I see that homeless woman walking the streets near my home. She’s forever clutching her purse close to her breast, like it is the last semblance of who she once was.
Her jeans, dirtied by months -- probably years -- of wear with no washing, hang from her skin-and-bones body. Her hair, gray, frizzy and snarled, is in stark contrast of the past I envision… someone who never missed that appointment for touch-ups. Someone who left the salon feeling beautiful and refreshed.
She talks to herself, too. Not that we all don’t do that from time to time. But hers is a concerted conversation with who knows who. Maybe her previous self?
I have wondered how she got to this place. How she was a woman who had a full life, perhaps a family, possibly a career, and now she is just… this.
I think I might now know. Not necessarily her story, but stories of countless others who suffer from debilitating anxiety.
It starts with something simple. You experience “symptoms” but have no explainable trigger. Your throat closes up; you can’t swallow without feeling that gag impulse. You feel light-headed. Your eyes dilate.
You, after the fact, don’t remember that conversation or that drive home from Woodland Hills. The drive where YOU drove, amongst hundreds of others on a six-lane interstate.
One day, in your happy place where you feel safe and calm and liberated (the gym), you nearly pass out from the angst. An ambulance? Hell no. “I’m fine,” you say to everyone. Your trainer jokes that she finally got to you after nine years of training… but you can sense the fear in her.
You start to wonder what you can handle, and what you can’t. Can you be “out” socially with others? Can you take meetings with a potential employer? Can you attend an event and know that you’ll be able to survive through to the end? Can you even complete an appointment with a massage therapist; something you previously thought to be the most relaxing thing in the world?
Eventually, it becomes this: can you make it through a trip to the grocery store without having to abandon your cart mid-aisle and return to the safety of the non-public?
Your friends desperately want to understand. They DO. They ask you, “What can I do?” Or, “What does it feel like?” They want to know. They want, over everything else, to help.
Your husband is at a loss. “Can’t the doctors at least do something?”
No one. Not anyone in the Universe can help.
Or, so it feels.
It’s likely that a psychotherapist can help explain why this is happening and what you can do to manage the symptoms. A doc can prescribe you some sort of anti-anxiety medication that will probably put you in zombie mode and make you gain weight (only adding to the dread you feel).
But, that’s at a price. The going rate for “sign me up” therapy is about $150/hour. Correct that; for 50 minutes, or, as I recently learned, 45 minutes. You can go to a community clinic for much less, but the intake process is torture and they might never call you back. Well, “never” unless you call them again first. When picking up the phone to make a call is equivalent to learning brain surgery, that’s a tall order.
It’s frustrating. It’s nothing less than offensive. You’re calling out for help; the help of professionals for god’s sake. But your insurance doesn’t cover it and with a tight budget, you just let it go. That’s the easiest option, given the circumstances.

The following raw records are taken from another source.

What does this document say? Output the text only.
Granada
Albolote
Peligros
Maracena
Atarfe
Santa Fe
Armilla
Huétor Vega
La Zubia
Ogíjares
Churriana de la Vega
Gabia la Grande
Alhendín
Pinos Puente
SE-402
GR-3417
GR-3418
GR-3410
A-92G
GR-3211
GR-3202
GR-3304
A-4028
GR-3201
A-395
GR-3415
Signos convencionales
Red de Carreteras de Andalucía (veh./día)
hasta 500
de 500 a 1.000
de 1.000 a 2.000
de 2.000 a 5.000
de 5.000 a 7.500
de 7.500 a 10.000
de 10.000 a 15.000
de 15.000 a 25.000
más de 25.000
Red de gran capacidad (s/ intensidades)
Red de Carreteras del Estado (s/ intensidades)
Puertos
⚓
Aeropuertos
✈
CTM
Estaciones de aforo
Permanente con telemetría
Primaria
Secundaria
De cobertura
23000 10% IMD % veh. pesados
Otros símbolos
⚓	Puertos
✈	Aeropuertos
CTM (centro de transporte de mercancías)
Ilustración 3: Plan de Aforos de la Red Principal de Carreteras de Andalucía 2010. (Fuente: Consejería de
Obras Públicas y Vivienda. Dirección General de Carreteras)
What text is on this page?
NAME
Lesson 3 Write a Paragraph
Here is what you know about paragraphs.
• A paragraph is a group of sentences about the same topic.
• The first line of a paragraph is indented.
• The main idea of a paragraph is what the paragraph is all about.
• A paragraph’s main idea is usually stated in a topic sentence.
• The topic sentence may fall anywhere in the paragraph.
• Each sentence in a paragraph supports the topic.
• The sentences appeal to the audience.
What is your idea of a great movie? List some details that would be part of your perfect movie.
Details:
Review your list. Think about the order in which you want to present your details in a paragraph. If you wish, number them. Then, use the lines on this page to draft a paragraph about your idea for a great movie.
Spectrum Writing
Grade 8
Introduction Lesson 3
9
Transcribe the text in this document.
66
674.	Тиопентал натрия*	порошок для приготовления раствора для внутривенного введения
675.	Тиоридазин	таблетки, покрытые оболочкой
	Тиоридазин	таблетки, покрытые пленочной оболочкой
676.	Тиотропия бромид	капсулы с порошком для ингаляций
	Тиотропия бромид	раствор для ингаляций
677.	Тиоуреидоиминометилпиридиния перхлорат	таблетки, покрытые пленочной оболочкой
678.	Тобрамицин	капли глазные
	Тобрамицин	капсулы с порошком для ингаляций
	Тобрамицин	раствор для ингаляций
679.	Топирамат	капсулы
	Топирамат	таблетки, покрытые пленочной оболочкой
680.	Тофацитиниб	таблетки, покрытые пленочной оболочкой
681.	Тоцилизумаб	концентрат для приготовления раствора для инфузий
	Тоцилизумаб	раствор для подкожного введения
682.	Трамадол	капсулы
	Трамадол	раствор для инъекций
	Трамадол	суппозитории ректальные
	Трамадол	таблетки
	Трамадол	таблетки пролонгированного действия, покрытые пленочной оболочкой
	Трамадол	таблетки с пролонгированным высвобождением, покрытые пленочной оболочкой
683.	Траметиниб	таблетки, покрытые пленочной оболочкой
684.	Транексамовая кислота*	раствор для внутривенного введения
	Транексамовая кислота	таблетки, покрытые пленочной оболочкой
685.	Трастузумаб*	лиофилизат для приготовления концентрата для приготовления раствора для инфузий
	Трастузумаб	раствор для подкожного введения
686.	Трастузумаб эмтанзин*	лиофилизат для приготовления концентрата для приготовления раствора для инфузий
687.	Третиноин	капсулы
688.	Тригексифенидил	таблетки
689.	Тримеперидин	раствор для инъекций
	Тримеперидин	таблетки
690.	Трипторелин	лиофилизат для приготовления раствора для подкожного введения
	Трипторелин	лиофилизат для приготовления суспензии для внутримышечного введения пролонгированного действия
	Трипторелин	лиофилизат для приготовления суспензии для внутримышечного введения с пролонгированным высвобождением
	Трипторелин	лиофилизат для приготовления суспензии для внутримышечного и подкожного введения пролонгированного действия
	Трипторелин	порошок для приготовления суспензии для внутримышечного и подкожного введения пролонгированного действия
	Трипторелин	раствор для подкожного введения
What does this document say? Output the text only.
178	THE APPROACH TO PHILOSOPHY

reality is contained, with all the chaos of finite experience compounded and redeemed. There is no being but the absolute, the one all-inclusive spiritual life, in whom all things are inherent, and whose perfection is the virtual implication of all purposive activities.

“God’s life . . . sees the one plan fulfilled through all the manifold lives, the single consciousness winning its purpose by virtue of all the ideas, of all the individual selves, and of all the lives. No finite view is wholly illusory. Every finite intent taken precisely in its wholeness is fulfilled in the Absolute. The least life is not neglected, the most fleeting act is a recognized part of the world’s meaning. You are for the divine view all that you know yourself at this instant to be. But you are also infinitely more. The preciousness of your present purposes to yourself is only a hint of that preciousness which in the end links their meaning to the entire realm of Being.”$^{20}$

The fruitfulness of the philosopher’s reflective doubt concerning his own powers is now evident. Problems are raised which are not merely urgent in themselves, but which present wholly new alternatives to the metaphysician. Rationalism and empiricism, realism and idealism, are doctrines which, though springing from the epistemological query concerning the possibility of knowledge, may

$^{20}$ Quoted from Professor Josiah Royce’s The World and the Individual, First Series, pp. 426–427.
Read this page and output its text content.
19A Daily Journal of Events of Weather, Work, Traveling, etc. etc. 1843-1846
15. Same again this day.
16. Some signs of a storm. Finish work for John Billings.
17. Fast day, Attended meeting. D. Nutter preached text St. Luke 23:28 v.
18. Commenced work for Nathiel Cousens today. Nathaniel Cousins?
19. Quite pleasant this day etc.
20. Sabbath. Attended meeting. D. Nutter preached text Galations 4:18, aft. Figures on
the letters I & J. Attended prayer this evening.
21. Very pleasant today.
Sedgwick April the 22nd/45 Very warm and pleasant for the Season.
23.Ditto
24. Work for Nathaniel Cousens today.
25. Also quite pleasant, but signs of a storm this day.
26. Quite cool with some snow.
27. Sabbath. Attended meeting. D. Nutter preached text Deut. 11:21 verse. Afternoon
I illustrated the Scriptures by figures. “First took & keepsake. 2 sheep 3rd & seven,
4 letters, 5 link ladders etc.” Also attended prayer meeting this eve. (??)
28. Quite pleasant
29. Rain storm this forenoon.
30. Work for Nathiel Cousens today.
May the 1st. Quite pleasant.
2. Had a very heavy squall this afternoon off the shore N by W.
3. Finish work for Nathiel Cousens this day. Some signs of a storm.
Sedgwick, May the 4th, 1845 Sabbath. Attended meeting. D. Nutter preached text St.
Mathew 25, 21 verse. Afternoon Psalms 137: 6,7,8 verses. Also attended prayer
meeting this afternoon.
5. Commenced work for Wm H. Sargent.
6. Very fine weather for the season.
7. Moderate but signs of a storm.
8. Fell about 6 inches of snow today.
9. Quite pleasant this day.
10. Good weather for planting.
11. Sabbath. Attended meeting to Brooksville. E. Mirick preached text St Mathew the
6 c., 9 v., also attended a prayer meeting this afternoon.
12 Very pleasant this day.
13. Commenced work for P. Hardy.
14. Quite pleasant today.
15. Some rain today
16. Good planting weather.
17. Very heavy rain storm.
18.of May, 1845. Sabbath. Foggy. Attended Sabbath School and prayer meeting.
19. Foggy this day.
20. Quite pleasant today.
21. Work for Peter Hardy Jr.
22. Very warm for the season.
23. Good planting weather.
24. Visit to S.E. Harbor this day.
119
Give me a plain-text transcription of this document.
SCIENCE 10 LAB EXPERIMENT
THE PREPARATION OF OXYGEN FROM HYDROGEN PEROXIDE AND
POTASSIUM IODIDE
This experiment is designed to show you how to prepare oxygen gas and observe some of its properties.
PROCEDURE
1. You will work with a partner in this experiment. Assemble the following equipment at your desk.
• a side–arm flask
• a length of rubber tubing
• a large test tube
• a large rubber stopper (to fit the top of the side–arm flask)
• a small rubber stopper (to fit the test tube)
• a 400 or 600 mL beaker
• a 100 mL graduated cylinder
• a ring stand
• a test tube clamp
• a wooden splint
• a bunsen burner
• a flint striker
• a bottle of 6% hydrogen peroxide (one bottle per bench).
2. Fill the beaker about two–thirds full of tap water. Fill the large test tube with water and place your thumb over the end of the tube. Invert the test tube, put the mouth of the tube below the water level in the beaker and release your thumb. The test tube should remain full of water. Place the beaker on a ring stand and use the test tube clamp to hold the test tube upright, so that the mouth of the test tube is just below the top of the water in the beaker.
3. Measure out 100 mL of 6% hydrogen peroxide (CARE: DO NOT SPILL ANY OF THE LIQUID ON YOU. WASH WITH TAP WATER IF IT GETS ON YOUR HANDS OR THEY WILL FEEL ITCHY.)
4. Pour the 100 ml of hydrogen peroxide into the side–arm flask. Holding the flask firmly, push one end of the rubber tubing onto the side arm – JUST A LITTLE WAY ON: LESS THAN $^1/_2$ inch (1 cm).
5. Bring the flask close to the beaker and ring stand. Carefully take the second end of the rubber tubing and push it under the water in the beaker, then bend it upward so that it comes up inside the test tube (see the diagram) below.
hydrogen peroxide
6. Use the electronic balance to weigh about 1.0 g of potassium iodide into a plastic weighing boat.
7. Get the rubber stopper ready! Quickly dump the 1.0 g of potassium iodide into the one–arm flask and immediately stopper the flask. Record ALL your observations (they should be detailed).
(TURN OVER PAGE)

Soon, your friends stop calling. They stop coming by. They stop asking how they can help. They’re as frustrated as you, but they don’t know how to express it.
You stop venturing out. You can’t think, much less work. Grocery delivery comes at a premium price, so you stop eating. The rent or mortgage comes due, and you can’t pay it. You’re evicted. You put your stuff in storage, but soon you cannot afford that bill either so you’re also evicted from “storage.”
Longing to look in a mirror, you’re far too scared. What will you see? What have you become? Why is it SO out of your control?
There’s no sufficient explanation. Twenty-four months ago, you were a full-functioning, perfectly able individual. Now, you’re the prisoner of your own thoughts… your own actions. Which, become non-actions. Actions become stagnant. And stagnant becomes non-existent.
You try to remember what it was like before all of this. If you close your eyes really tight, can you go back and fix it? Make it all a dream?
It’s not a dream; it’s a nightmare. One from which you may never wake. One where you’ve become that homeless woman, walking the streets and conversing with her previous self… the self with clean jeans, fresh hair, designer bag, make-up perfection.
Wake up… wake up… please, for the love of god… wake up.